Before I attempt to go there, let me first state emphatically that I believe co-pays are a barometer of your practice. If patients don’t see the value that they are obtaining from their PT experience, they are certainly much more likely not to come back. A physical therapy referral is unfortunately an ambiguous one. Patient’s know what to expect when they get a referral for an X-ray, lab, or pharmacy. Research reveals that they are not quite sure what to expect when they get a PT “script”. Not long ago, I even had a patient that went to a pharmacy with one of these scripts (the patient thankfully wasn’t given a generic!). It’s our job to not only shape the expectation for the patient but also to demonstrate the value they are receiving from their encounter with us. If we achieve both of these, despite higher co-pays, they will return certainly for enough visits to achieve a solid outcome.
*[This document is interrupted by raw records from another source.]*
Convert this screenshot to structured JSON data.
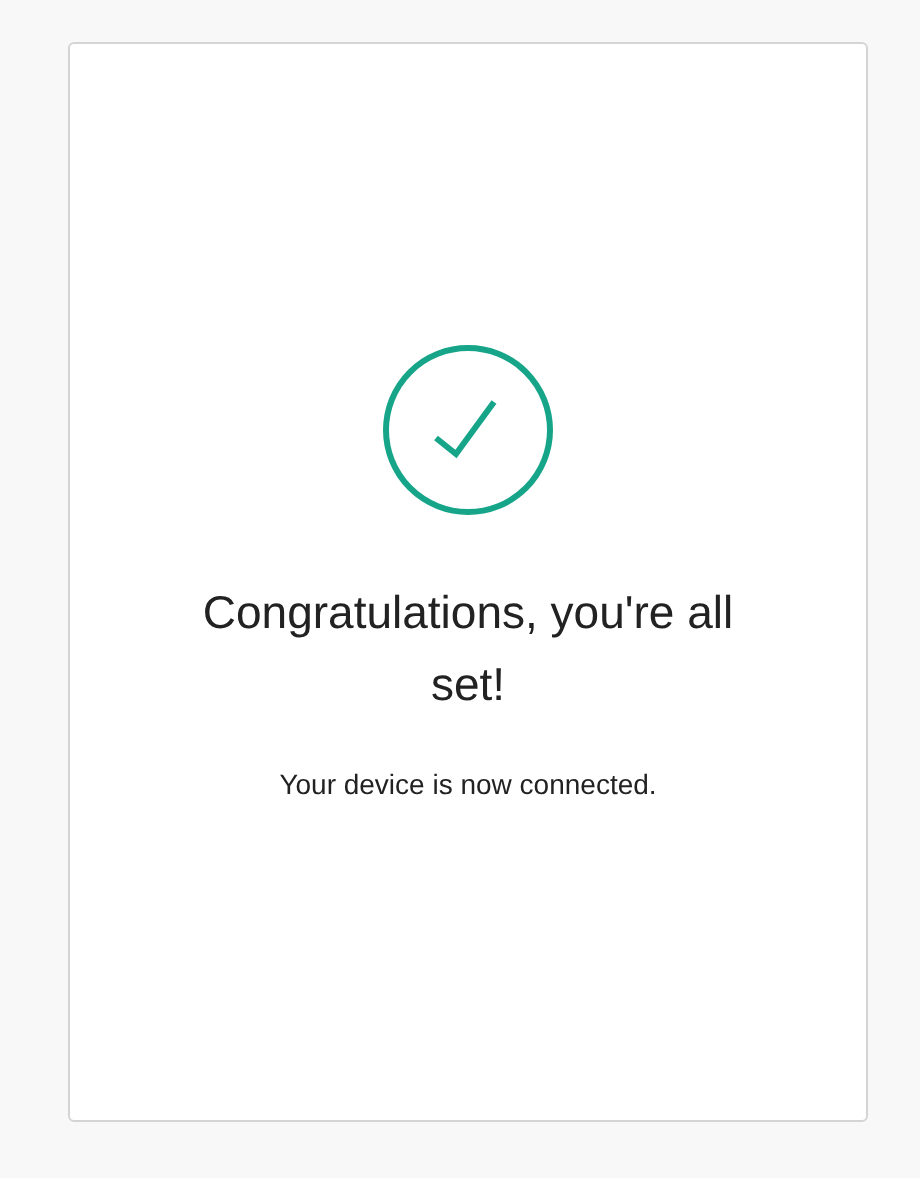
{
  "title": "Congratulations, you're all set!",
  "message": "Your device is now connected."
}
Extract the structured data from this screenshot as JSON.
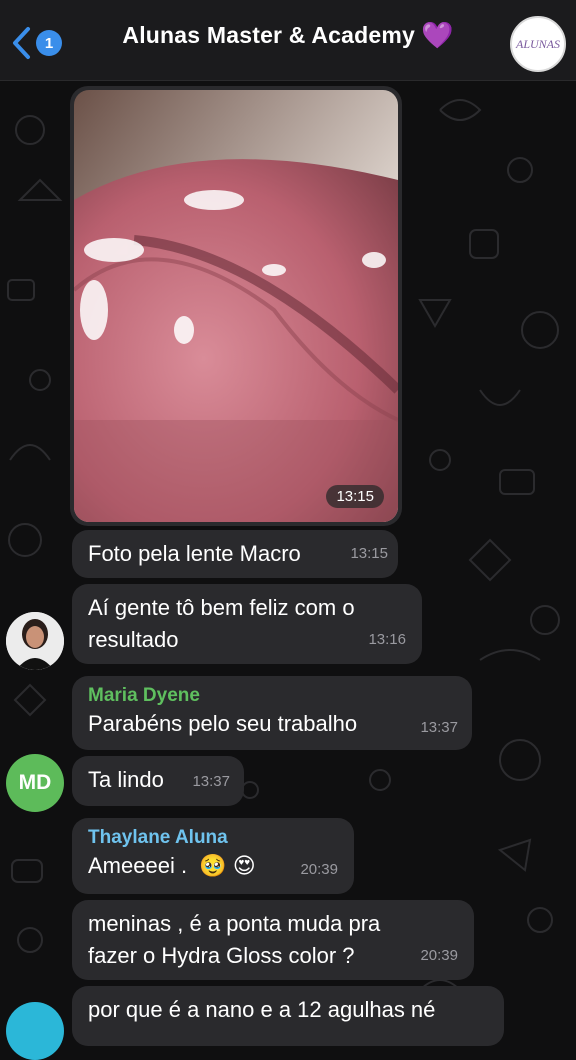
{
  "header": {
    "back_count": "1",
    "title": "Alunas Master & Academy",
    "heart": "💜",
    "logo_text": "ALUNAS"
  },
  "messages": [
    {
      "text": "Foto pela lente Macro",
      "time": "13:15"
    },
    {
      "text_line1": "Aí gente tô bem feliz com o",
      "text_line2": "resultado",
      "time": "13:16"
    },
    {
      "sender": "Maria Dyene",
      "sender_color": "#5fbf5f",
      "text": "Parabéns pelo seu trabalho",
      "time": "13:37"
    },
    {
      "avatar_initials": "MD",
      "text": "Ta lindo",
      "time": "13:37"
    },
    {
      "sender": "Thaylane Aluna",
      "sender_color": "#6fc3ee",
      "text": "Ameeeei .",
      "emojis": "🥹 😍",
      "time": "20:39"
    },
    {
      "text_line1": "meninas , é a ponta muda pra",
      "text_line2": "fazer o Hydra Gloss color ?",
      "time": "20:39"
    },
    {
      "text": "por que é a nano e a 12 agulhas né"
    }
  ],
  "photo": {
    "time": "13:15"
  },
  "colors": {
    "accent": "#3a8eea",
    "bubble": "#2a2a2d",
    "background": "#0f0f10",
    "md_avatar": "#5dbb5a"
  }
}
Yes, there are on occaission the patient that has to choose “milk” or “drugs” versus PT but this is more the exception than the rule.
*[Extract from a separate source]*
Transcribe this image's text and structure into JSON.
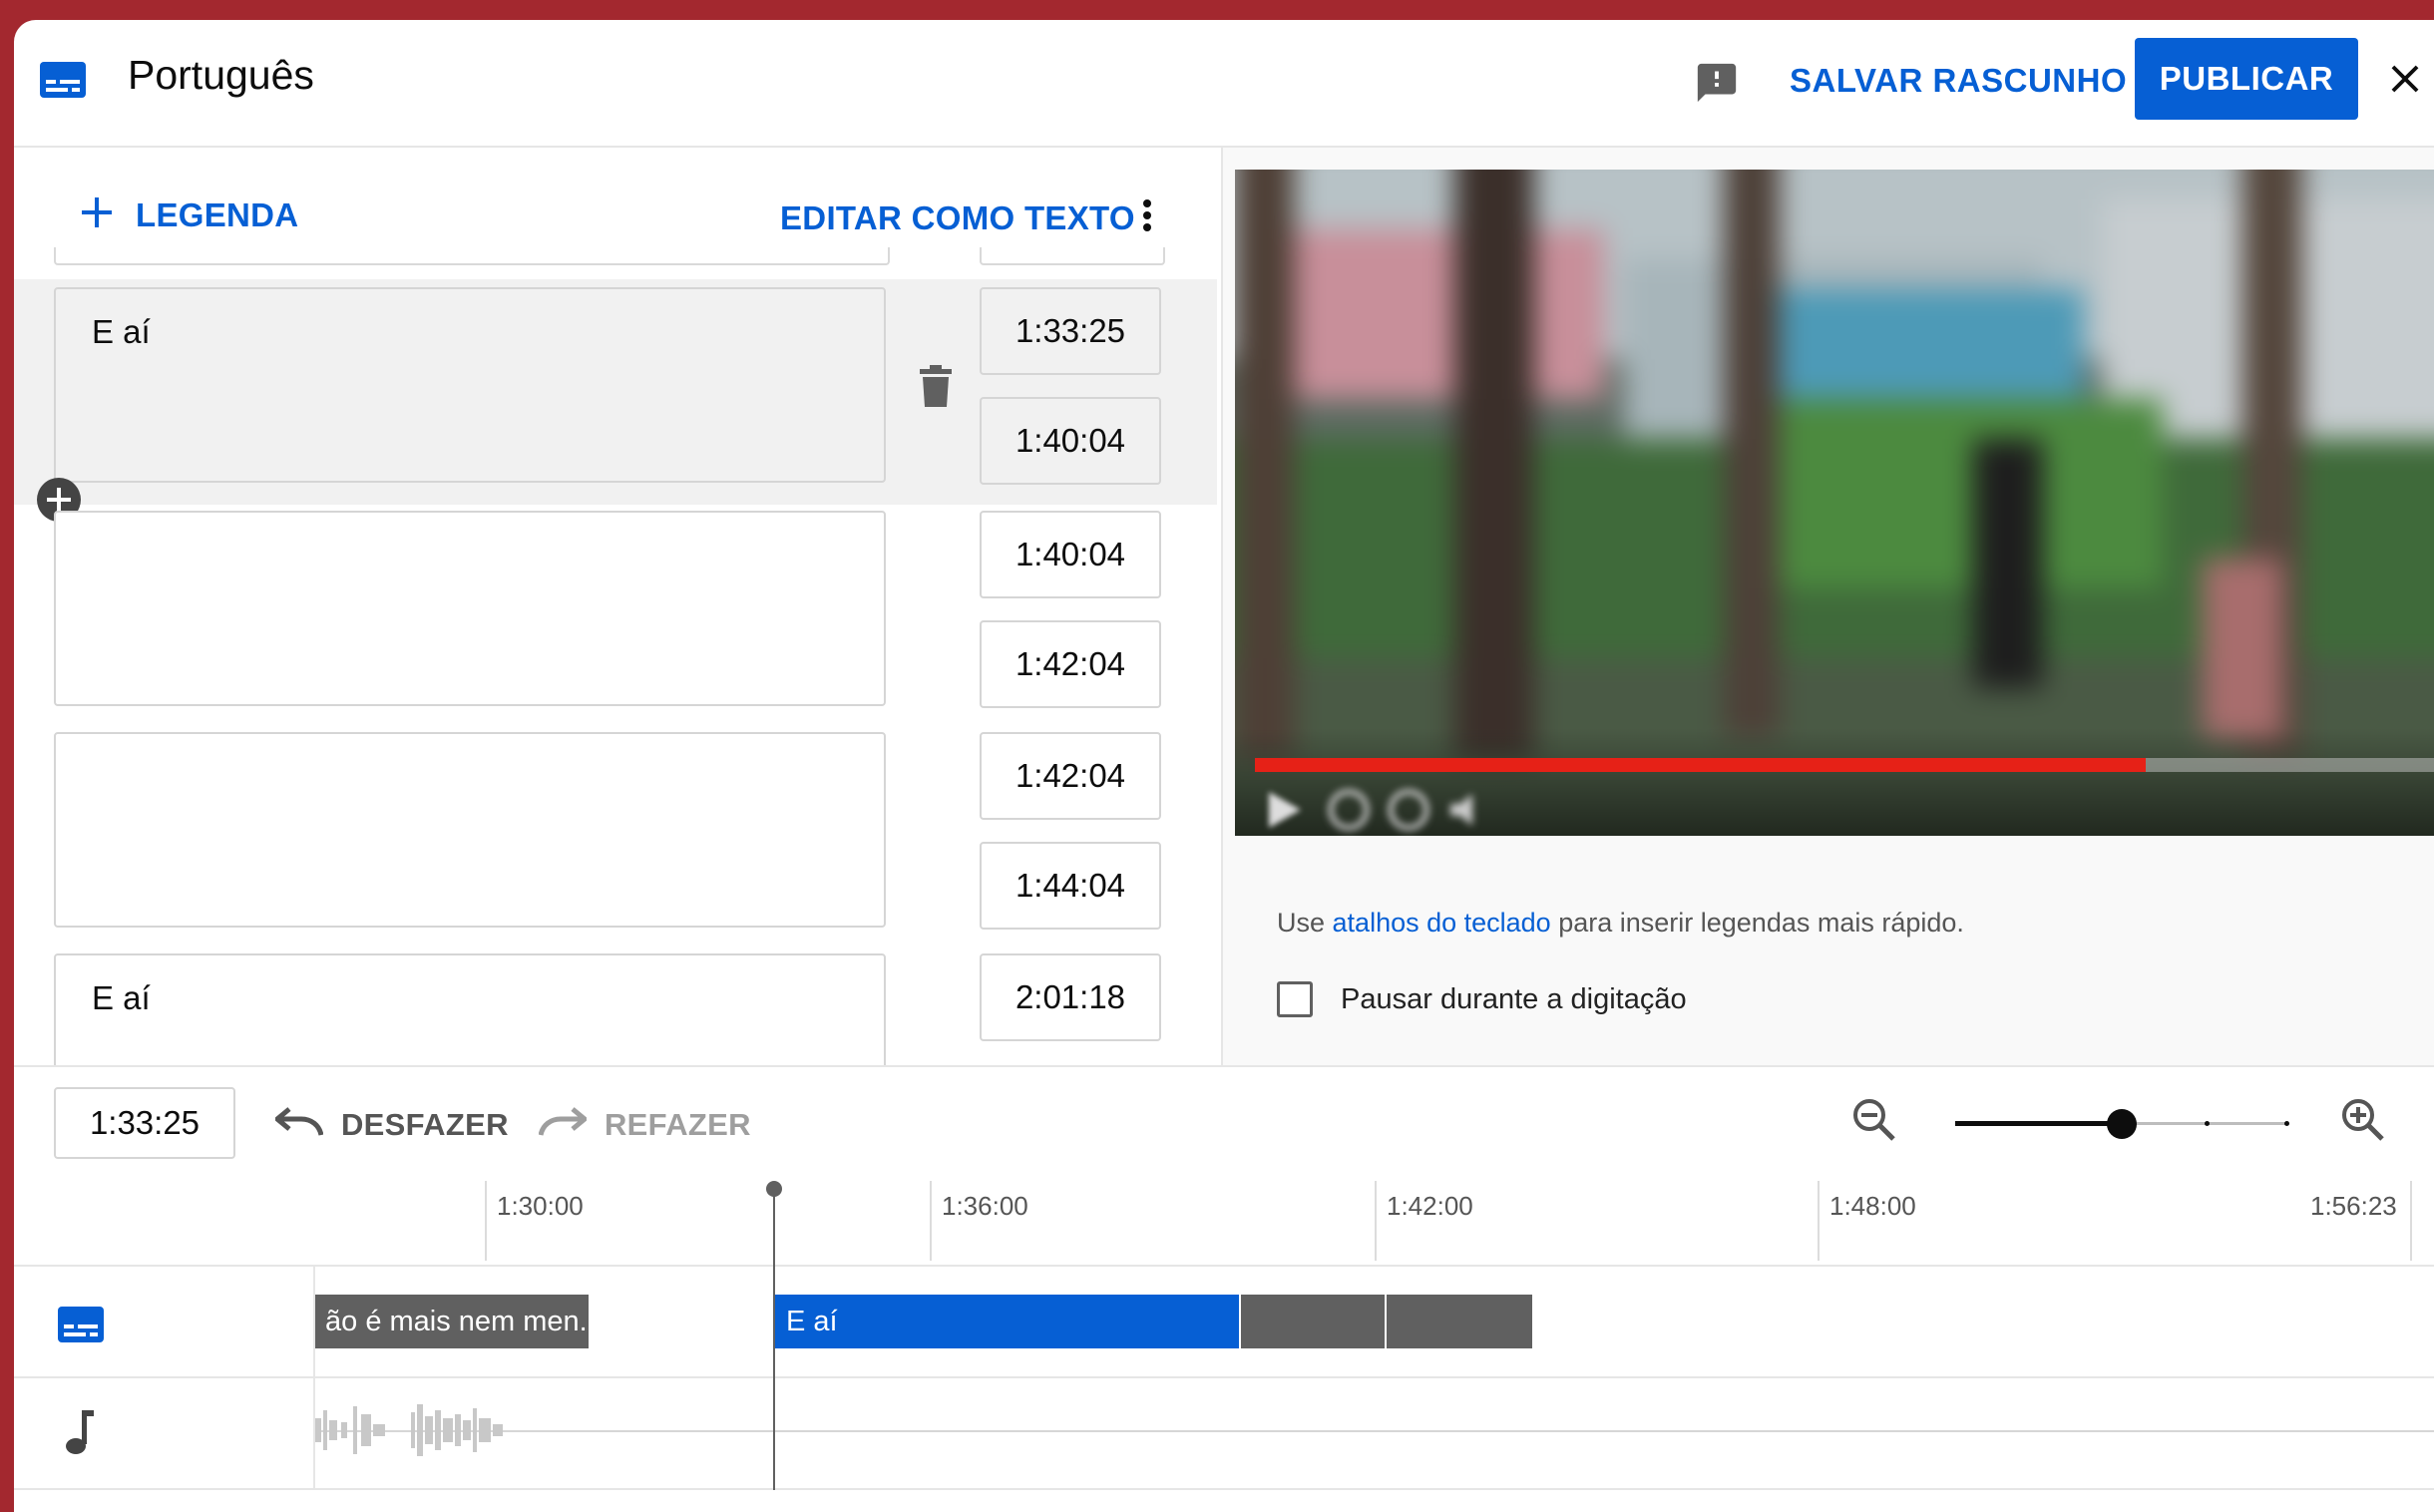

For a historical perspective on this whole “co-pay” notion, one has to appreciate the significance of the RAND Health Insurance Experiment (HIE). In the 70’s, RAND randomly assigned thousands of patients with varying degrees of health insurance co-pays and followed them for five years to try and determine their medical utilization health. The lessons, essentially now the gold standard in private insurance, demonstrate that utilization is altered by degree of co-pay (inversely) but that health outcome was not adversely effected by higher co-pay for the average person (differential effects exist for the sick and poor).
Recently, the HIE has come under some very interesting criticism from John Nyman from the University of Minnesota, that appeared in the Oct 2007 issue of the Journal of Health Politics which outlines some sharp criticism of the HIE and the fact that there were so many volunteer drop outs over the 5 year period (LBP surgery research-are you listening?).
So, back to the question: are higher co-pays impacting your practice? If so, are the drop outs voluntarily based on their amount of co-pay or the value they are getting out of their visit? Are the shorter visits per patient having an impact on the patient outcome? Thats a question that only you and your clinic can accurately answer as great variability exists across the country in amount of co-pays. Lastly, I believe that the unintended consequences of higher co-pays has further propelled one of the biggest misperceptions in our profession-that the role of outpatient PT is to provide a Home Exercise Program. A misperception that we have in fact fueled to a certain extent.
Thoughts and your experiences on any of this is helpful.